The account in which the threat originated from no longer exists. I don’t know if it was deleted by the user or by Twitter.
Ethan Van Sciver, threat or no threat, went down to Florida like a boss and appeared at Gotham City Pizza. A good time was had by all. The appearance was a success. Then, more than 24 hours after the event, someone smashed the front door of Gotham City Pizza. Ethan blamed the vandalism on the SJWs, the social justice warriors, who he believed threatened him.
I don’t agree with Ethan, but I can certainly see where he was coming from when he made the claim. There’s no doubt he was threatened, but I don’t see how the person making the threat was an SJW.
I think the more likely reason for the damage to Gotham City Pizza’s door was someone tried to rob it. It was probably the same thief who robbed Smoke Shack BBQ the week before. Smoke Shack BBQ is located only two miles from Gotham City Pizza.
Whoever broke the door, I don’t think it was an SJW
Social justice warriors don’t go around and damage property after someone they don’t like appears at an event. That’s not their typical modus operandi. What they like to do is de-platform people before an event takes place. They typically never contact the person they don’t like, instead, they contact the event organizer and try to persuade them not to host the person.
Did anyone contact Gotham City Pizza before Ethan’s appearance and ask them not to host the event? If not, I doubt it was an SJW.
Typically, if the SJW cannot persuade the event organizer to do what they want, they quickly go above the organizer. For example, in this case, they would have contacted Gotham City Pizza’s landlord.

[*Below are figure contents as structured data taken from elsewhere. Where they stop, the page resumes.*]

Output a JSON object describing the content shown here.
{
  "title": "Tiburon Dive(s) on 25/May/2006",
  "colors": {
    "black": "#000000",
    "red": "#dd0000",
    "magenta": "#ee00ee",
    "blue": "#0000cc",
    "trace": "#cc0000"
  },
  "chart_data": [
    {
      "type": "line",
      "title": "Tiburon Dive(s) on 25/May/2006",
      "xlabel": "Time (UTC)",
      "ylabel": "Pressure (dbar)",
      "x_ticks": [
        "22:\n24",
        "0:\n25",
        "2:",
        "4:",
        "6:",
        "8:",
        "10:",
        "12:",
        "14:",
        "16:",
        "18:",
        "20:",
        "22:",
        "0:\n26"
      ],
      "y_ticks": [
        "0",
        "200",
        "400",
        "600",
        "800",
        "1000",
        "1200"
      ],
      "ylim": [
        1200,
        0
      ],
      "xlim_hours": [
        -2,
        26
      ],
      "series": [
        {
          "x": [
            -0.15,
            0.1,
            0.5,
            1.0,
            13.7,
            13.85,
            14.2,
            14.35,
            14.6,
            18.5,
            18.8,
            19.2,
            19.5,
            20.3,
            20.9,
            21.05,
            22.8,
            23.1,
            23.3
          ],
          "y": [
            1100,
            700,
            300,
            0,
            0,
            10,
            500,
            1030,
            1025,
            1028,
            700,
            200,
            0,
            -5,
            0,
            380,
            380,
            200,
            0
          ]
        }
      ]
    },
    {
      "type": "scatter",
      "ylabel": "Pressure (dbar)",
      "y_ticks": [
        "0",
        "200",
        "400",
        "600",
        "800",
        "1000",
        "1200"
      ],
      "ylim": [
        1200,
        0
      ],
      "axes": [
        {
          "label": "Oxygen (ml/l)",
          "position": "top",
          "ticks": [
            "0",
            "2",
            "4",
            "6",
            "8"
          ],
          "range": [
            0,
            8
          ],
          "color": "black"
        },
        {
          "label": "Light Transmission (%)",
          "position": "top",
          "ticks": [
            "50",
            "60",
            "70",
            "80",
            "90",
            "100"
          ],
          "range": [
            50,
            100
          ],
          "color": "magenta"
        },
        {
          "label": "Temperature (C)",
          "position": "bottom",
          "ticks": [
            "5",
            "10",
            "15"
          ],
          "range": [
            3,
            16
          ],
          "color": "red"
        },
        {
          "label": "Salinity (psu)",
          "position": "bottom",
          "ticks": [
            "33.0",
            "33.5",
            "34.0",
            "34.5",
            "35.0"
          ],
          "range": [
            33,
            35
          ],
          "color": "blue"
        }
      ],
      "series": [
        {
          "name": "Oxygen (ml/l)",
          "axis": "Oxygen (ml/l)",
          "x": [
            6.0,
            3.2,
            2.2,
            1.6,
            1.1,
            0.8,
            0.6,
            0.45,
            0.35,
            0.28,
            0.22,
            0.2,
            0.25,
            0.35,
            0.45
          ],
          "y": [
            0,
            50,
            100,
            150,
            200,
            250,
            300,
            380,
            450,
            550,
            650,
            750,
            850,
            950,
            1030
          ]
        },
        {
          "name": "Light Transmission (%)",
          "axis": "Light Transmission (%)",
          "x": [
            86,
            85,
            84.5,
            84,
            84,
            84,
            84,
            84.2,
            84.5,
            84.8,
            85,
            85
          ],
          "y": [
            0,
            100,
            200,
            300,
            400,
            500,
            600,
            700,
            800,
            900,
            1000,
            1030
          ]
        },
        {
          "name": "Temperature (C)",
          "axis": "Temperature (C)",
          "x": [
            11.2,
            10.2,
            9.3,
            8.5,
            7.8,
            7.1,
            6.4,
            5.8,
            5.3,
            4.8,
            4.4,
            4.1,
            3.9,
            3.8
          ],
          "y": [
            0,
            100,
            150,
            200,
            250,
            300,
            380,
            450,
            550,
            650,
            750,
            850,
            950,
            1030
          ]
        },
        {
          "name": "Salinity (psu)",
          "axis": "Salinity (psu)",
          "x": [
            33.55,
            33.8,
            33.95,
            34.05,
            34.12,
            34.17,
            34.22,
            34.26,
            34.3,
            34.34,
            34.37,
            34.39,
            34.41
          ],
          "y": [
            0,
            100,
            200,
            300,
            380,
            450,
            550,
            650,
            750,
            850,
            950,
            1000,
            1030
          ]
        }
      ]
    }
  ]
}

The landlord would have been told all sorts of lies. They would have been told Gotham City Pizza was planning an alt-right, white supremacy event featuring Ethan Van Sciver, a famous pro-nazi artist.
They would have tried to convince the landlord that all of Ethan’s alt-right, white supremacist fans would be traveling to Gotham City Pizza, creating a danger to the non-white, non-binary folks of Ormond Beach, Florida.